There’s a famous story about Mary Kay cosmetics founder Mary Kay Ash. It is said (and I have no idea whether it’s true or not) that each morning before she began calling potential clients from her kitchen table she had a routine. She would dress professionally, including stockings and shoes, do her make up carefully (after all, that was her product), and style her hair. Only after she looked like a million bucks would she begin her sales calls. On the phone. From her house.

No, nobody saw her. She could have been in curlers wearing her pajamas, after all, her clients couldn’t see her. But she was convinced that it made a difference. She presented herself as a successful business person, and to her clients she came across as exactly that. The woman built an empire, and you still see the occasional pink Mary Kay Cadillac driving around.

Her story isn’t unique. Many successful people report that they behaved as if they were already a success before they achieved whatever goal they sought. Malcolm Gladwell’s book Outliers provides more good examples of the ways that people set themselves up for success. A strong belief is one piece of the success puzzle, and one over which we have control.

I’m a writer. I’m successful. I think of myself as a writer, and behave like a writer (whatever that means), and I let people know I’m a writer. Do I have a book contract? Not yet. Have I been printed in prestigious periodicals? Not yet. But it’s coming.

What makes me a writer? Besides my mindset, it’s the numerous small things that I do. Here are a sampling of my “writer” things:

1. I have a dedicated place to do my writing, I call it my studio

2. My hard drive is called “writer’s den”

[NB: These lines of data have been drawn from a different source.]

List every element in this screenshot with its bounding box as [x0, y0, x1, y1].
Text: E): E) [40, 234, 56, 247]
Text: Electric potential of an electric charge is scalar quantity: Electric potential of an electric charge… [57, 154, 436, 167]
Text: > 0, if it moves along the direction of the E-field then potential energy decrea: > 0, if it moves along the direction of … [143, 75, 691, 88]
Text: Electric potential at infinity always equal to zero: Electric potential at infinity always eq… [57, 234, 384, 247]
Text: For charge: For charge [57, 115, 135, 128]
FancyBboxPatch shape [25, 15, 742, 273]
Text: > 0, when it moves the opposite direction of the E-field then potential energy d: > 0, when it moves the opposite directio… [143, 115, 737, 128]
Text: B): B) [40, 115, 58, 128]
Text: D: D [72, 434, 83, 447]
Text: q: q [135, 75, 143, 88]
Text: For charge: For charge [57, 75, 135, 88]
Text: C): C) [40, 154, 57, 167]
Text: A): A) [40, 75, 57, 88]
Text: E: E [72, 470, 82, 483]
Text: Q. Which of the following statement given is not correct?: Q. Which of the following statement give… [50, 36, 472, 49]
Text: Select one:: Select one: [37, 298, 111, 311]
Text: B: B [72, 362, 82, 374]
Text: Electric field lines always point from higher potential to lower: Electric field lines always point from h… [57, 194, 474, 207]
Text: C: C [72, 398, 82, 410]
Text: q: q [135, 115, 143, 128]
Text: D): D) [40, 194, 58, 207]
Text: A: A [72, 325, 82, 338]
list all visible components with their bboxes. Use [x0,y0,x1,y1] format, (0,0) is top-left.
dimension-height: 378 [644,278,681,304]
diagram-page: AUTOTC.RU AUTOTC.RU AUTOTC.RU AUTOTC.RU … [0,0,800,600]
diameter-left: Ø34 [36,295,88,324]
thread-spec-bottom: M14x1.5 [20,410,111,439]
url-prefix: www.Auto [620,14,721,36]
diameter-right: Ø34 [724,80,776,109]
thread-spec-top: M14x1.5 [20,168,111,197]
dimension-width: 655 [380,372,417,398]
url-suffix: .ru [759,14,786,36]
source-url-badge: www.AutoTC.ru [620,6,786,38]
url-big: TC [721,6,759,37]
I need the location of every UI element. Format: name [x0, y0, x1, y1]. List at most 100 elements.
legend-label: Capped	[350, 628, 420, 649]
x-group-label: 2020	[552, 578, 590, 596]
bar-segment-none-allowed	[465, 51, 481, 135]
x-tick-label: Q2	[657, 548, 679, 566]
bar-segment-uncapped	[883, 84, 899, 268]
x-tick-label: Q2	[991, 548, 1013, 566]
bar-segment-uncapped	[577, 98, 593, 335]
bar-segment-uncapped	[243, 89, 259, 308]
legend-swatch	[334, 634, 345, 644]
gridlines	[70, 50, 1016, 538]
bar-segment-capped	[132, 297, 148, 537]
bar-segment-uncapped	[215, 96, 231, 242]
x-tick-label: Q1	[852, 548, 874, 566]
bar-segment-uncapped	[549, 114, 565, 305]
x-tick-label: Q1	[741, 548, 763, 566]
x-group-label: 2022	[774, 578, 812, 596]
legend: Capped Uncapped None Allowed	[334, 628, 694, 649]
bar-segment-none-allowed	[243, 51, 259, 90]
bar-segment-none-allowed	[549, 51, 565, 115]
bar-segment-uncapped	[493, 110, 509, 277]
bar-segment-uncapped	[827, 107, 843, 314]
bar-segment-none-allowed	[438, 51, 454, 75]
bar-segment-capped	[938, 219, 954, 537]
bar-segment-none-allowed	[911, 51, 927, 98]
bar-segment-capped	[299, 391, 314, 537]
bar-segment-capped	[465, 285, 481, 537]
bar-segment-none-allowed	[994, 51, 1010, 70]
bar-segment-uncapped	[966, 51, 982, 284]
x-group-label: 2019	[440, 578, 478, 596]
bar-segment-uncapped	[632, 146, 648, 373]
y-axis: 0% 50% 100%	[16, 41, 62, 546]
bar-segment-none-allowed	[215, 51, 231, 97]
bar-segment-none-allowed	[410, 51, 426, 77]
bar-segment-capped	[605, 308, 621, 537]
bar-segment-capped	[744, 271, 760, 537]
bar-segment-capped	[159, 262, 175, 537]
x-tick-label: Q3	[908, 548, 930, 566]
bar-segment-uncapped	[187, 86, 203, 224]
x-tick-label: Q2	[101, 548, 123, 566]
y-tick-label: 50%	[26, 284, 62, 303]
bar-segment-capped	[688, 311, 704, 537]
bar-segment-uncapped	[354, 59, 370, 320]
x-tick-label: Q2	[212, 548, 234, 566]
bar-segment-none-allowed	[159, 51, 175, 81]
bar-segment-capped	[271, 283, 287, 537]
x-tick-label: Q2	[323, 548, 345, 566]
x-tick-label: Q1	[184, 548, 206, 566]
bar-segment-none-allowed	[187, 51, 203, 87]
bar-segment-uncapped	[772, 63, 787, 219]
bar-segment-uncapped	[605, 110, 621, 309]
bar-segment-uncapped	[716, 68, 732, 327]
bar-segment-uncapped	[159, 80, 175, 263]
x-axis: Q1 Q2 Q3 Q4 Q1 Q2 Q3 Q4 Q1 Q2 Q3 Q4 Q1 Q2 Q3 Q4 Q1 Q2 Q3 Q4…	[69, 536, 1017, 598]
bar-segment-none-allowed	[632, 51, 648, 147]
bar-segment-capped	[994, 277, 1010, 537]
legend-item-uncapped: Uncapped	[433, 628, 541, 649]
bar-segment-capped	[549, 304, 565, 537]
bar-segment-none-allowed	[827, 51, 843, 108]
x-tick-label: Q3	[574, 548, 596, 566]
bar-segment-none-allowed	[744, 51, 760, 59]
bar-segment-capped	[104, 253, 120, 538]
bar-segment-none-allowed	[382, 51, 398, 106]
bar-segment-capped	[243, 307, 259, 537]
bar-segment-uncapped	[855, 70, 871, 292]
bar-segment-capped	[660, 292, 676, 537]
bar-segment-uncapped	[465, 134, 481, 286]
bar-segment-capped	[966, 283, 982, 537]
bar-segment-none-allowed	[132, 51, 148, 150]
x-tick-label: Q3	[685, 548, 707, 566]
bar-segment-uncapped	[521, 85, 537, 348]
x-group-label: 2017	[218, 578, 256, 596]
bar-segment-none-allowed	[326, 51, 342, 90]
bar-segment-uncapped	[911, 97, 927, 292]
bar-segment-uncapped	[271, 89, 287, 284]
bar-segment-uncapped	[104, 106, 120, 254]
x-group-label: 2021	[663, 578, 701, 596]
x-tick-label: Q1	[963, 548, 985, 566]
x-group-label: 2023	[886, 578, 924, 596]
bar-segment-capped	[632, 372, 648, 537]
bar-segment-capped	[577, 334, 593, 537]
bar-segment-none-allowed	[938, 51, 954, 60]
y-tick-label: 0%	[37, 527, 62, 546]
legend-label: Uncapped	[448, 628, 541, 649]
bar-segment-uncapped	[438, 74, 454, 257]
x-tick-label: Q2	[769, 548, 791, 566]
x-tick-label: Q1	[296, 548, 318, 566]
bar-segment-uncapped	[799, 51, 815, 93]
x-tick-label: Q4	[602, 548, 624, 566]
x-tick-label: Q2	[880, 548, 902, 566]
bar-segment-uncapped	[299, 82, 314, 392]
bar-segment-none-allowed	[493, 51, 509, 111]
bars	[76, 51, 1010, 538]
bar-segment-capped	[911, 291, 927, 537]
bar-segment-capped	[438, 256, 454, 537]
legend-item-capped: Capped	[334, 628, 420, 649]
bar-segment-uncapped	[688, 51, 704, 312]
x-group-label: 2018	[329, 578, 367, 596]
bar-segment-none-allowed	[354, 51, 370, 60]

3. I receive and read publications for writers (Writer’s Digest, Poet’s and Writers, and the Barefoot Writer)

4. I submit my writing to websites and periodicals for publication (and guess what, sometimes they get published)

5. I blog, regularly

6. I attend writer’s workshops and conferences

7. I have a writing partner and we meet to read and critique each other’s work

8. I seek out good writing and read it

9. I have a writing website currently under construction

10. I write!

There are others too, I’m sure. It’s just a part of who I am.

What makes you a ______________ (fill in the blank)? Until I have a byline in the New York Times or a book deal I’m going to keep doing the things that make me a writer. In fact, even after those things happen I’ll be doing these things.

Do you believe in “fake it til you make it?” What steps have you taken in your own life along these lines? I’d love to hear from you.